A number of clinical situations could be benefited by a more rapid histological processing method, which reduces the number of steps between obtaining a fresh tissue specimen and rendering a diagnosis. For example, there is a need for rapid pathologic detection of residual cancer on the surface of tumor resection specimens, known as positive tumor margins, such that the surgical procedure can be revised in time to prevent cancer from being left behind in the patient. Tumor excision is a very common treatment in solid cancers, where the surgeon must remove all of the diseased tissue from the patient to minimize the risk of cancer recurrence. Complete surgical removal offers the best prognosis for many types of cancer, especially those that have not metastasized. In most cases, the goal of these surgeries or tumor resections is to achieve cancer-free (or negative) surgical margins, thereby lowering the risk of local tumor recurrence. Surgical margin status has been shown to be a powerful predictor of local recurrence in several cancers including breast, brain, oral, head and neck, hepatic, esophageal, colorectal, prostate, and cervical cancers, as well as in soft-tissue sarcomas located in the extremities, trunk, and head and neck regions.
Currently, there are very few intra-operative tools available to assist surgeons in tumor margin diagnosis to ensure complete removal of the tumor. Touch prep cytology and frozen section analysis are two intra-operative tools currently implemented in some clinics, but both require a trained pathologist and other resources. Intraoperative pathology for surgical tumor resections is expensive and time-consuming and consequently is only available at a handful of surgery centers in the US. Thus, there is a clear unmet clinical need for effective intraoperative tools that can quickly examine the microscopic properties of surgical margins. Optical imaging techniques are particularly attractive for this application as entire margins can be intra-operatively imaged non-destructively and, potentially, in situ.

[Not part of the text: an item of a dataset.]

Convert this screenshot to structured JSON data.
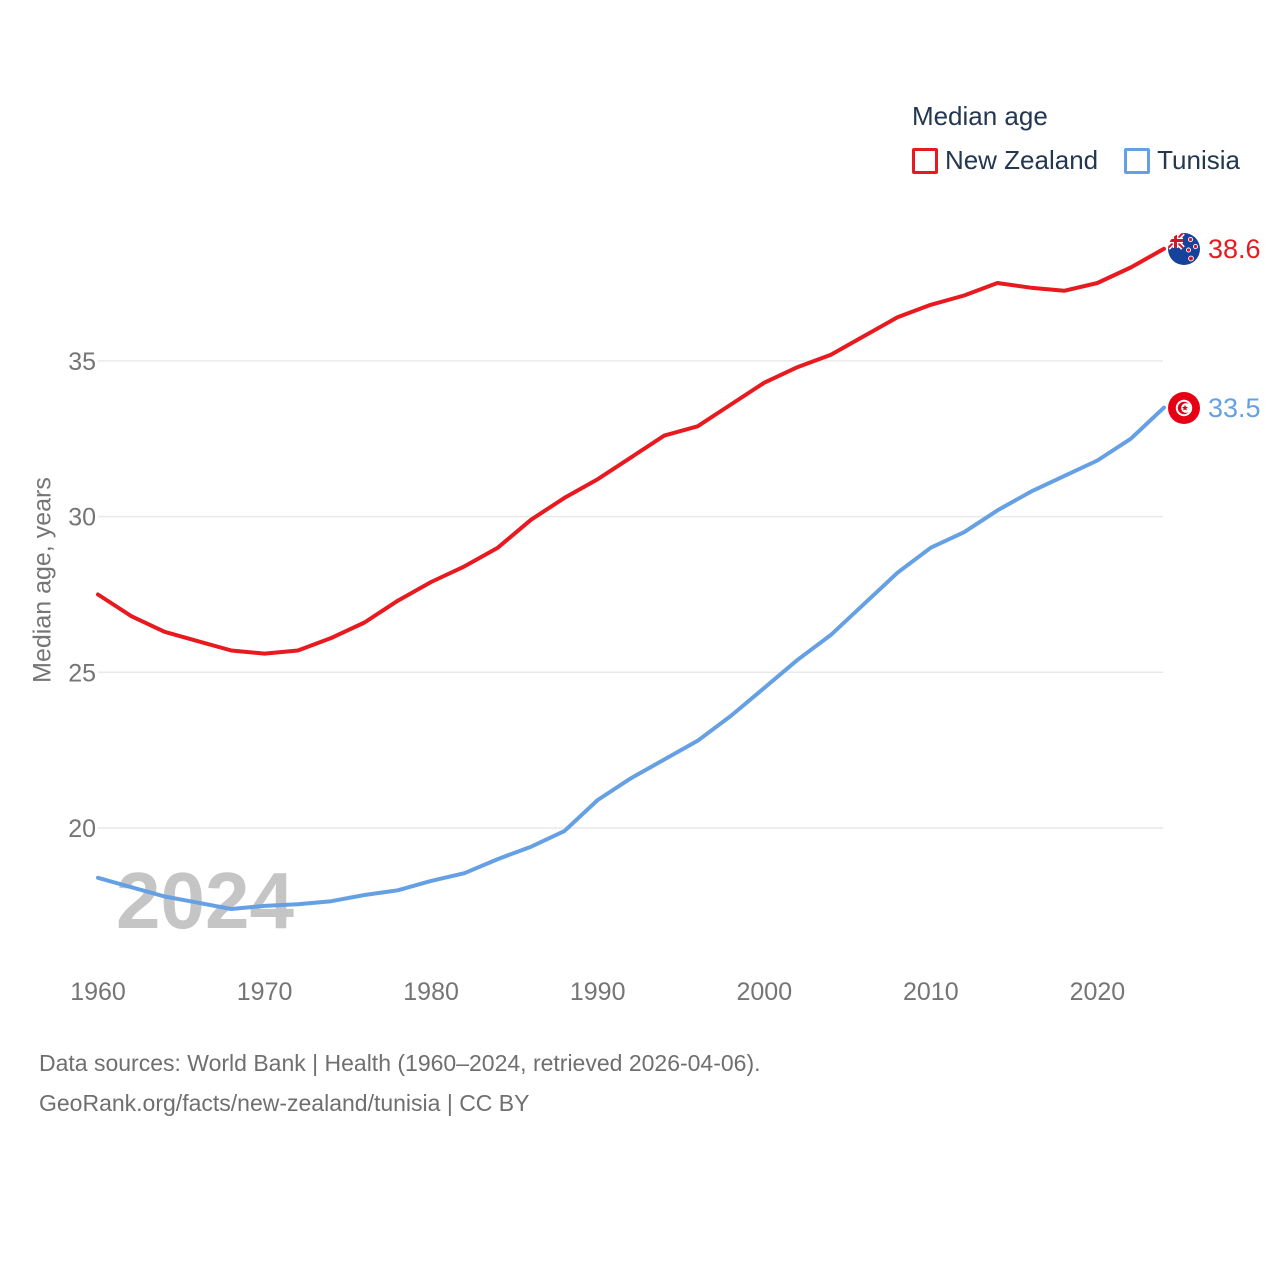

Fluorescence microscopy can be combined with a suitable bio-marker to generate additional nuclear-specific contrast, thereby allowing for the quantitation of nuclear size and density. In conventional fluorescence microscopy, the entire field of view is uniformly illuminated with the excitation light. This creates a problem as fluorophores outside the plane of focus are also excited and emit photons, generating a significant amount of unwanted background fluorescence. This in turn significantly degrades contrast of features of interest in the focal plane. This is a common issue in wide-field fluorescence microscopy and several specialized techniques exist to reject background fluorescence, such as fluorescence confocal microscopy. While effective in rejecting background fluorescence, confocal microscopy requires specialized optics in the form of rapid scanning mirrors and adjustable pinhole collection, which increases the cost and decreases the speed, which hinders the intra-operative intraoperative clinical feasibility. In addition, the amount of photons collected at each beam scan position is limited, so the system requires a sensitive detector, such as a photomultiplier tube. Further, because of the small field of view, the beam position has to be raster scanned to be able to survey an area that is in on the order of square millimeter to square centimeter.